IAS Conf HIV Pathog Treat 2003 Jul 13-16;2nd: Abstract No. 19
Antiviral Therapy 2003; 8(Suppl. 1):S189


[ABSTRACT:] BCG, a live attenuated strain of Mycobacterium bovis, is widely given but may be associated with adverse events. Disseminated BCG disease is rare and seen predominantly in immunocompromised patients. Routine identification of mycobacterial isolates involves isolation of M. tuberculosis complex and does not differentiate between M. tuberculosis and the vaccine strain M. bovis BCG. PCR-based methodologies can rapidly and accurate differentiate M. tuberculosis complex. The study aims were to retrospectively determine the proportion of BCG-related culture-confirmed mycobacterial disease in hospitalized HIV-infected children aged 0–13 years through speciation with a PCR-based algorithm targeting the TBD1 and RD 10 regions and the ESAT-6 gene. Clinical features of BCG disease were also described. 183 mycobacterial samples from 49 HIV-infected patients were analyzed. Danish strain M. bovis BCG was isolated from 15 specimens from 5 patients (10%). All cases were asymptomatic at birth, younger than 12 months and severely immunodeficient at presentation. Two patients had probable disseminated BCG disease, two localized extraregional disease and one adenitis.

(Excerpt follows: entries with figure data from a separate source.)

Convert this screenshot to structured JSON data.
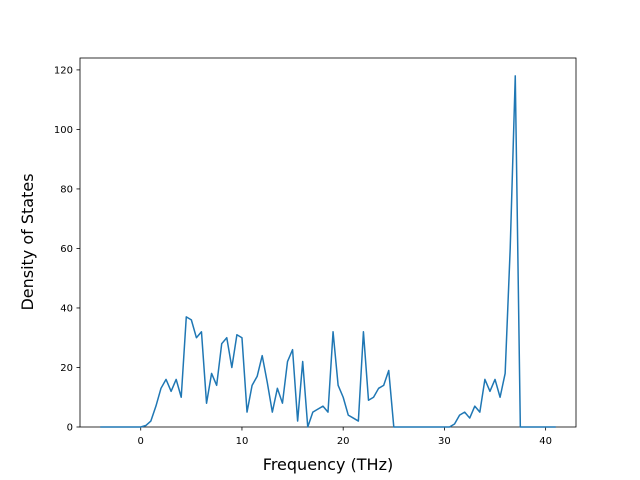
{
  "chart_data": {
    "type": "line",
    "xlabel": "Frequency (THz)",
    "ylabel": "Density of States",
    "x": [
      -4,
      -3.5,
      -3,
      -2.5,
      -2,
      -1.5,
      -1,
      -0.5,
      0,
      0.5,
      1,
      1.5,
      2,
      2.5,
      3,
      3.5,
      4,
      4.5,
      5,
      5.5,
      6,
      6.5,
      7,
      7.5,
      8,
      8.5,
      9,
      9.5,
      10,
      10.5,
      11,
      11.5,
      12,
      12.5,
      13,
      13.5,
      14,
      14.5,
      15,
      15.5,
      16,
      16.5,
      17,
      17.5,
      18,
      18.5,
      19,
      19.5,
      20,
      20.5,
      21,
      21.5,
      22,
      22.5,
      23,
      23.5,
      24,
      24.5,
      25,
      25.5,
      26,
      26.5,
      27,
      27.5,
      28,
      28.5,
      29,
      29.5,
      30,
      30.5,
      31,
      31.5,
      32,
      32.5,
      33,
      33.5,
      34,
      34.5,
      35,
      35.5,
      36,
      36.5,
      37,
      37.5,
      38,
      38.5,
      39,
      39.5,
      40,
      40.5,
      41
    ],
    "series": [
      {
        "color": "#1f77b4",
        "values": [
          0,
          0,
          0,
          0,
          0,
          0,
          0,
          0,
          0,
          0.5,
          2,
          7,
          13,
          16,
          12,
          16,
          10,
          37,
          36,
          30,
          32,
          8,
          18,
          14,
          28,
          30,
          20,
          31,
          30,
          5,
          14,
          17,
          24,
          15,
          5,
          13,
          8,
          22,
          26,
          2,
          22,
          0,
          5,
          6,
          7,
          5,
          32,
          14,
          10,
          4,
          3,
          2,
          32,
          9,
          10,
          13,
          14,
          19,
          0,
          0,
          0,
          0,
          0,
          0,
          0,
          0,
          0,
          0,
          0,
          0,
          1,
          4,
          5,
          3,
          7,
          5,
          16,
          12,
          16,
          10,
          18,
          60,
          118,
          0,
          0,
          0,
          0,
          0,
          0,
          0,
          0
        ]
      }
    ],
    "xlim": [
      -6,
      43
    ],
    "ylim": [
      0,
      124
    ],
    "xticks": [
      0,
      10,
      20,
      30,
      40
    ],
    "yticks": [
      0,
      20,
      40,
      60,
      80,
      100,
      120
    ]
  }
}
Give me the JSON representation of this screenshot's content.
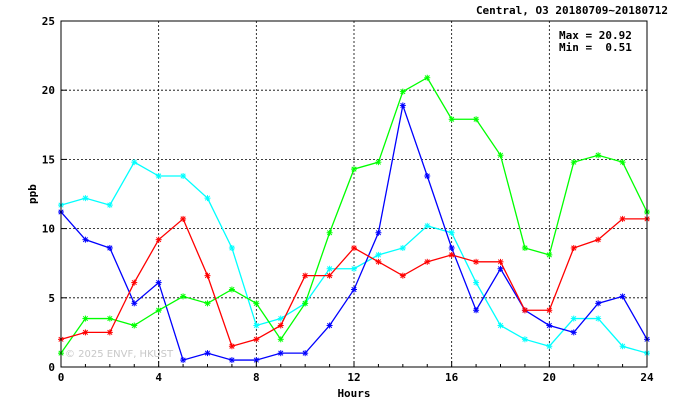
{
  "chart_data": {
    "type": "line",
    "title": "Central, O3 20180709~20180712",
    "xlabel": "Hours",
    "ylabel": "ppb",
    "xlim": [
      0,
      24
    ],
    "ylim": [
      0,
      25
    ],
    "xticks": [
      0,
      4,
      8,
      12,
      16,
      20,
      24
    ],
    "yticks": [
      0,
      5,
      10,
      15,
      20,
      25
    ],
    "grid": true,
    "annotation": {
      "max_label": "Max = 20.92",
      "min_label": "Min =  0.51"
    },
    "watermark": "© 2025  ENVF, HKUST",
    "x": [
      0,
      1,
      2,
      3,
      4,
      5,
      6,
      7,
      8,
      9,
      10,
      11,
      12,
      13,
      14,
      15,
      16,
      17,
      18,
      19,
      20,
      21,
      22,
      23,
      24
    ],
    "series": [
      {
        "color": "#00ffff",
        "values": [
          11.7,
          12.2,
          11.7,
          14.8,
          13.8,
          13.8,
          12.2,
          8.6,
          3.0,
          3.5,
          4.6,
          7.1,
          7.1,
          8.1,
          8.6,
          10.2,
          9.7,
          6.1,
          3.0,
          2.0,
          1.5,
          3.5,
          3.5,
          1.5,
          1.0
        ]
      },
      {
        "color": "#0000ff",
        "values": [
          11.2,
          9.2,
          8.6,
          4.6,
          6.1,
          0.5,
          1.0,
          0.5,
          0.5,
          1.0,
          1.0,
          3.0,
          5.6,
          9.7,
          18.9,
          13.8,
          8.6,
          4.1,
          7.1,
          4.1,
          3.0,
          2.5,
          4.6,
          5.1,
          2.0
        ]
      },
      {
        "color": "#00ff00",
        "values": [
          1.0,
          3.5,
          3.5,
          3.0,
          4.1,
          5.1,
          4.6,
          5.6,
          4.6,
          2.0,
          4.6,
          9.7,
          14.3,
          14.8,
          19.9,
          20.9,
          17.9,
          17.9,
          15.3,
          8.6,
          8.1,
          14.8,
          15.3,
          14.8,
          11.2
        ]
      },
      {
        "color": "#ff0000",
        "values": [
          2.0,
          2.5,
          2.5,
          6.1,
          9.2,
          10.7,
          6.6,
          1.5,
          2.0,
          3.0,
          6.6,
          6.6,
          8.6,
          7.6,
          6.6,
          7.6,
          8.1,
          7.6,
          7.6,
          4.1,
          4.1,
          8.6,
          9.2,
          10.7,
          10.7
        ]
      }
    ]
  }
}
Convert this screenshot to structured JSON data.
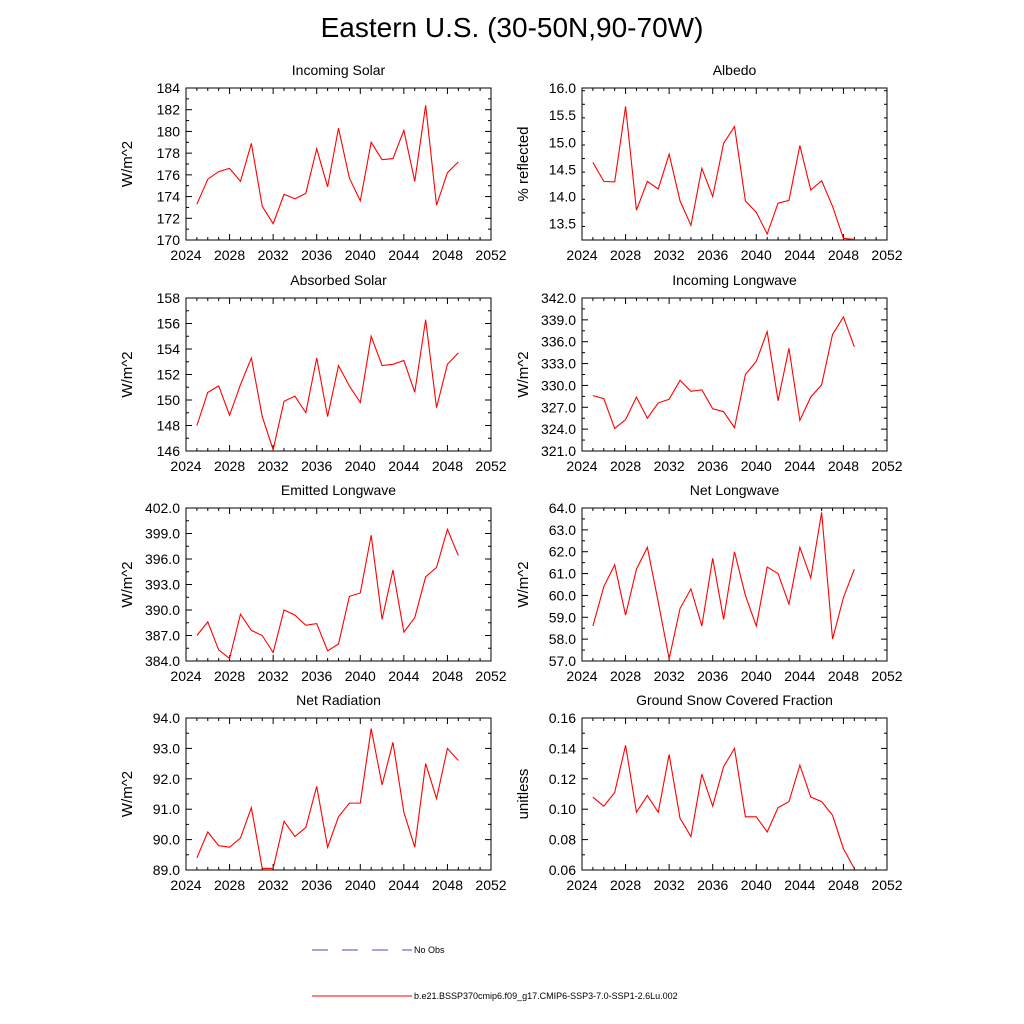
{
  "figure": {
    "title": "Eastern U.S. (30-50N,90-70W)"
  },
  "legend": [
    {
      "label": "No Obs",
      "color": "#4a4ac8",
      "dashed": true
    },
    {
      "label": "b.e21.BSSP370cmip6.f09_g17.CMIP6-SSP3-7.0-SSP1-2.6Lu.002",
      "color": "#ff0000",
      "dashed": false
    }
  ],
  "chart_data": [
    {
      "type": "line",
      "title": "Incoming Solar",
      "xlabel": "",
      "ylabel": "W/m^2",
      "xlim": [
        2024,
        2052
      ],
      "xticks": [
        2024,
        2028,
        2032,
        2036,
        2040,
        2044,
        2048,
        2052
      ],
      "ylim": [
        170,
        184
      ],
      "yticks": [
        170,
        172,
        174,
        176,
        178,
        180,
        182,
        184
      ],
      "ytick_decimals": 0,
      "x": [
        2025,
        2026,
        2027,
        2028,
        2029,
        2030,
        2031,
        2032,
        2033,
        2034,
        2035,
        2036,
        2037,
        2038,
        2039,
        2040,
        2041,
        2042,
        2043,
        2044,
        2045,
        2046,
        2047,
        2048,
        2049
      ],
      "series": [
        {
          "color": "#ff0000",
          "values": [
            173.3,
            175.6,
            176.3,
            176.6,
            175.4,
            178.9,
            173.1,
            171.5,
            174.2,
            173.8,
            174.3,
            178.4,
            174.9,
            180.3,
            175.7,
            173.6,
            179.0,
            177.4,
            177.5,
            180.1,
            175.4,
            182.4,
            173.2,
            176.2,
            177.2
          ]
        }
      ]
    },
    {
      "type": "line",
      "title": "Albedo",
      "xlabel": "",
      "ylabel": "% reflected",
      "xlim": [
        2024,
        2052
      ],
      "xticks": [
        2024,
        2028,
        2032,
        2036,
        2040,
        2044,
        2048,
        2052
      ],
      "ylim": [
        13.2,
        16.0
      ],
      "yticks": [
        13.5,
        14.0,
        14.5,
        15.0,
        15.5,
        16.0
      ],
      "ytick_decimals": 1,
      "x": [
        2025,
        2026,
        2027,
        2028,
        2029,
        2030,
        2031,
        2032,
        2033,
        2034,
        2035,
        2036,
        2037,
        2038,
        2039,
        2040,
        2041,
        2042,
        2043,
        2044,
        2045,
        2046,
        2047,
        2048,
        2049
      ],
      "series": [
        {
          "color": "#ff0000",
          "values": [
            14.63,
            14.28,
            14.27,
            15.66,
            13.75,
            14.28,
            14.14,
            14.78,
            13.92,
            13.47,
            14.52,
            14.0,
            14.98,
            15.29,
            13.92,
            13.71,
            13.31,
            13.88,
            13.93,
            14.94,
            14.12,
            14.29,
            13.82,
            13.23,
            13.21
          ]
        }
      ]
    },
    {
      "type": "line",
      "title": "Absorbed Solar",
      "xlabel": "",
      "ylabel": "W/m^2",
      "xlim": [
        2024,
        2052
      ],
      "xticks": [
        2024,
        2028,
        2032,
        2036,
        2040,
        2044,
        2048,
        2052
      ],
      "ylim": [
        146,
        158
      ],
      "yticks": [
        146,
        148,
        150,
        152,
        154,
        156,
        158
      ],
      "ytick_decimals": 0,
      "x": [
        2025,
        2026,
        2027,
        2028,
        2029,
        2030,
        2031,
        2032,
        2033,
        2034,
        2035,
        2036,
        2037,
        2038,
        2039,
        2040,
        2041,
        2042,
        2043,
        2044,
        2045,
        2046,
        2047,
        2048,
        2049
      ],
      "series": [
        {
          "color": "#ff0000",
          "values": [
            148.0,
            150.6,
            151.1,
            148.8,
            151.2,
            153.3,
            148.7,
            146.1,
            149.9,
            150.3,
            149.0,
            153.3,
            148.7,
            152.7,
            151.1,
            149.8,
            155.0,
            152.7,
            152.8,
            153.1,
            150.6,
            156.3,
            149.4,
            152.8,
            153.7
          ]
        }
      ]
    },
    {
      "type": "line",
      "title": "Incoming Longwave",
      "xlabel": "",
      "ylabel": "W/m^2",
      "xlim": [
        2024,
        2052
      ],
      "xticks": [
        2024,
        2028,
        2032,
        2036,
        2040,
        2044,
        2048,
        2052
      ],
      "ylim": [
        321,
        342
      ],
      "yticks": [
        321,
        324,
        327,
        330,
        333,
        336,
        339,
        342
      ],
      "ytick_decimals": 1,
      "x": [
        2025,
        2026,
        2027,
        2028,
        2029,
        2030,
        2031,
        2032,
        2033,
        2034,
        2035,
        2036,
        2037,
        2038,
        2039,
        2040,
        2041,
        2042,
        2043,
        2044,
        2045,
        2046,
        2047,
        2048,
        2049
      ],
      "series": [
        {
          "color": "#ff0000",
          "values": [
            328.6,
            328.2,
            324.1,
            325.3,
            328.4,
            325.5,
            327.6,
            328.1,
            330.7,
            329.2,
            329.4,
            326.8,
            326.4,
            324.2,
            331.5,
            333.3,
            337.4,
            327.9,
            335.1,
            325.2,
            328.4,
            330.1,
            337.0,
            339.4,
            335.3
          ]
        }
      ]
    },
    {
      "type": "line",
      "title": "Emitted Longwave",
      "xlabel": "",
      "ylabel": "W/m^2",
      "xlim": [
        2024,
        2052
      ],
      "xticks": [
        2024,
        2028,
        2032,
        2036,
        2040,
        2044,
        2048,
        2052
      ],
      "ylim": [
        384,
        402
      ],
      "yticks": [
        384,
        387,
        390,
        393,
        396,
        399,
        402
      ],
      "ytick_decimals": 1,
      "x": [
        2025,
        2026,
        2027,
        2028,
        2029,
        2030,
        2031,
        2032,
        2033,
        2034,
        2035,
        2036,
        2037,
        2038,
        2039,
        2040,
        2041,
        2042,
        2043,
        2044,
        2045,
        2046,
        2047,
        2048,
        2049
      ],
      "series": [
        {
          "color": "#ff0000",
          "values": [
            387.0,
            388.6,
            385.3,
            384.3,
            389.5,
            387.6,
            387.0,
            385.0,
            390.0,
            389.4,
            388.2,
            388.4,
            385.2,
            386.0,
            391.6,
            392.0,
            398.8,
            388.9,
            394.7,
            387.4,
            389.1,
            393.9,
            395.0,
            399.5,
            396.4
          ]
        }
      ]
    },
    {
      "type": "line",
      "title": "Net Longwave",
      "xlabel": "",
      "ylabel": "W/m^2",
      "xlim": [
        2024,
        2052
      ],
      "xticks": [
        2024,
        2028,
        2032,
        2036,
        2040,
        2044,
        2048,
        2052
      ],
      "ylim": [
        57,
        64
      ],
      "yticks": [
        57,
        58,
        59,
        60,
        61,
        62,
        63,
        64
      ],
      "ytick_decimals": 1,
      "x": [
        2025,
        2026,
        2027,
        2028,
        2029,
        2030,
        2031,
        2032,
        2033,
        2034,
        2035,
        2036,
        2037,
        2038,
        2039,
        2040,
        2041,
        2042,
        2043,
        2044,
        2045,
        2046,
        2047,
        2048,
        2049
      ],
      "series": [
        {
          "color": "#ff0000",
          "values": [
            58.6,
            60.4,
            61.4,
            59.1,
            61.2,
            62.2,
            59.7,
            57.1,
            59.4,
            60.3,
            58.6,
            61.7,
            58.9,
            62.0,
            60.0,
            58.6,
            61.3,
            61.0,
            59.6,
            62.2,
            60.8,
            63.8,
            58.0,
            59.9,
            61.2
          ]
        }
      ]
    },
    {
      "type": "line",
      "title": "Net Radiation",
      "xlabel": "",
      "ylabel": "W/m^2",
      "xlim": [
        2024,
        2052
      ],
      "xticks": [
        2024,
        2028,
        2032,
        2036,
        2040,
        2044,
        2048,
        2052
      ],
      "ylim": [
        89,
        94
      ],
      "yticks": [
        89,
        90,
        91,
        92,
        93,
        94
      ],
      "ytick_decimals": 1,
      "x": [
        2025,
        2026,
        2027,
        2028,
        2029,
        2030,
        2031,
        2032,
        2033,
        2034,
        2035,
        2036,
        2037,
        2038,
        2039,
        2040,
        2041,
        2042,
        2043,
        2044,
        2045,
        2046,
        2047,
        2048,
        2049
      ],
      "series": [
        {
          "color": "#ff0000",
          "values": [
            89.4,
            90.25,
            89.8,
            89.75,
            90.05,
            91.05,
            89.05,
            89.05,
            90.6,
            90.1,
            90.4,
            91.75,
            89.75,
            90.75,
            91.2,
            91.2,
            93.65,
            91.8,
            93.2,
            90.9,
            89.75,
            92.5,
            91.35,
            93.0,
            92.6
          ]
        }
      ]
    },
    {
      "type": "line",
      "title": "Ground Snow Covered Fraction",
      "xlabel": "",
      "ylabel": "unitless",
      "xlim": [
        2024,
        2052
      ],
      "xticks": [
        2024,
        2028,
        2032,
        2036,
        2040,
        2044,
        2048,
        2052
      ],
      "ylim": [
        0.06,
        0.16
      ],
      "yticks": [
        0.06,
        0.08,
        0.1,
        0.12,
        0.14,
        0.16
      ],
      "ytick_decimals": 2,
      "x": [
        2025,
        2026,
        2027,
        2028,
        2029,
        2030,
        2031,
        2032,
        2033,
        2034,
        2035,
        2036,
        2037,
        2038,
        2039,
        2040,
        2041,
        2042,
        2043,
        2044,
        2045,
        2046,
        2047,
        2048,
        2049
      ],
      "series": [
        {
          "color": "#ff0000",
          "values": [
            0.108,
            0.102,
            0.111,
            0.142,
            0.098,
            0.109,
            0.098,
            0.136,
            0.094,
            0.082,
            0.123,
            0.102,
            0.128,
            0.14,
            0.095,
            0.095,
            0.085,
            0.101,
            0.105,
            0.129,
            0.108,
            0.105,
            0.096,
            0.074,
            0.061
          ]
        }
      ]
    }
  ]
}
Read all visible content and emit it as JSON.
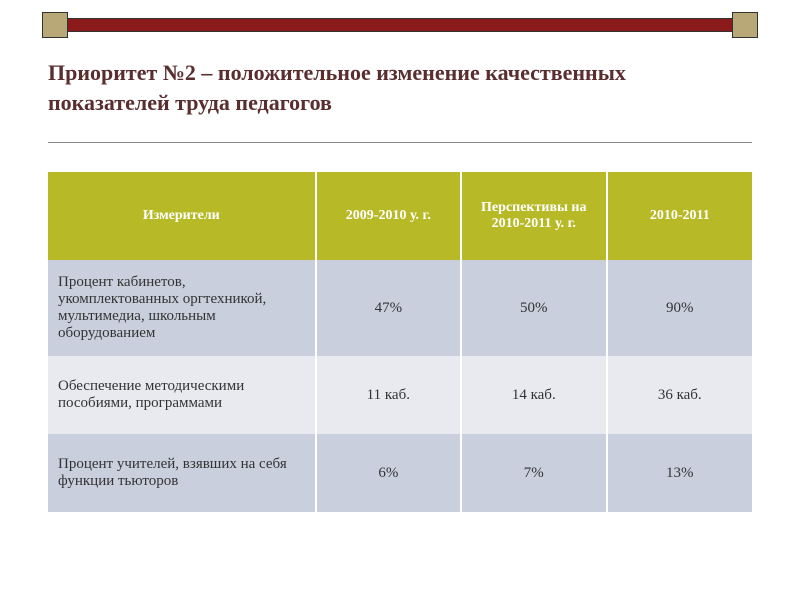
{
  "title": "Приоритет №2 – положительное изменение качественных показателей труда педагогов",
  "table": {
    "type": "table",
    "header_bg": "#b7b927",
    "header_text_color": "#ffffff",
    "row_colors": [
      "#c9cfdd",
      "#e8eaef",
      "#c9cfdd"
    ],
    "title_color": "#5a2e2e",
    "columns": [
      "Измерители",
      "2009-2010 у. г.",
      "Перспективы на 2010-2011 у. г.",
      "2010-2011"
    ],
    "rows": [
      {
        "label": "Процент кабинетов, укомплектованных оргтехникой, мультимедиа, школьным оборудованием",
        "v1": "47%",
        "v2": "50%",
        "v3": "90%"
      },
      {
        "label": "Обеспечение методическими пособиями, программами",
        "v1": "11 каб.",
        "v2": "14 каб.",
        "v3": "36 каб."
      },
      {
        "label": "Процент учителей, взявших на себя функции тьюторов",
        "v1": "6%",
        "v2": "7%",
        "v3": "13%"
      }
    ]
  },
  "decor": {
    "bar_color": "#8b1a1a",
    "square_color": "#b8a878"
  }
}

One patient presented with BCG disease related to immune reconstitution after HAART and two patients were co-infected with M. tuberculosis. The clinical picture was similar to tuberculosis, although right axillary adenitis is more common. Young symptomatic HIV-infected infants are at risk for BCG-related complications. Clinical features do not adequately distinguish between BCG and M. tuberculosis. Coinfection with M. tuberculosis can occur. Due to study limitations, we are unable to recommend a change in current vaccination policy. Population-based controlled studies are necessary to assess the risk of BCG in HIV-infected children.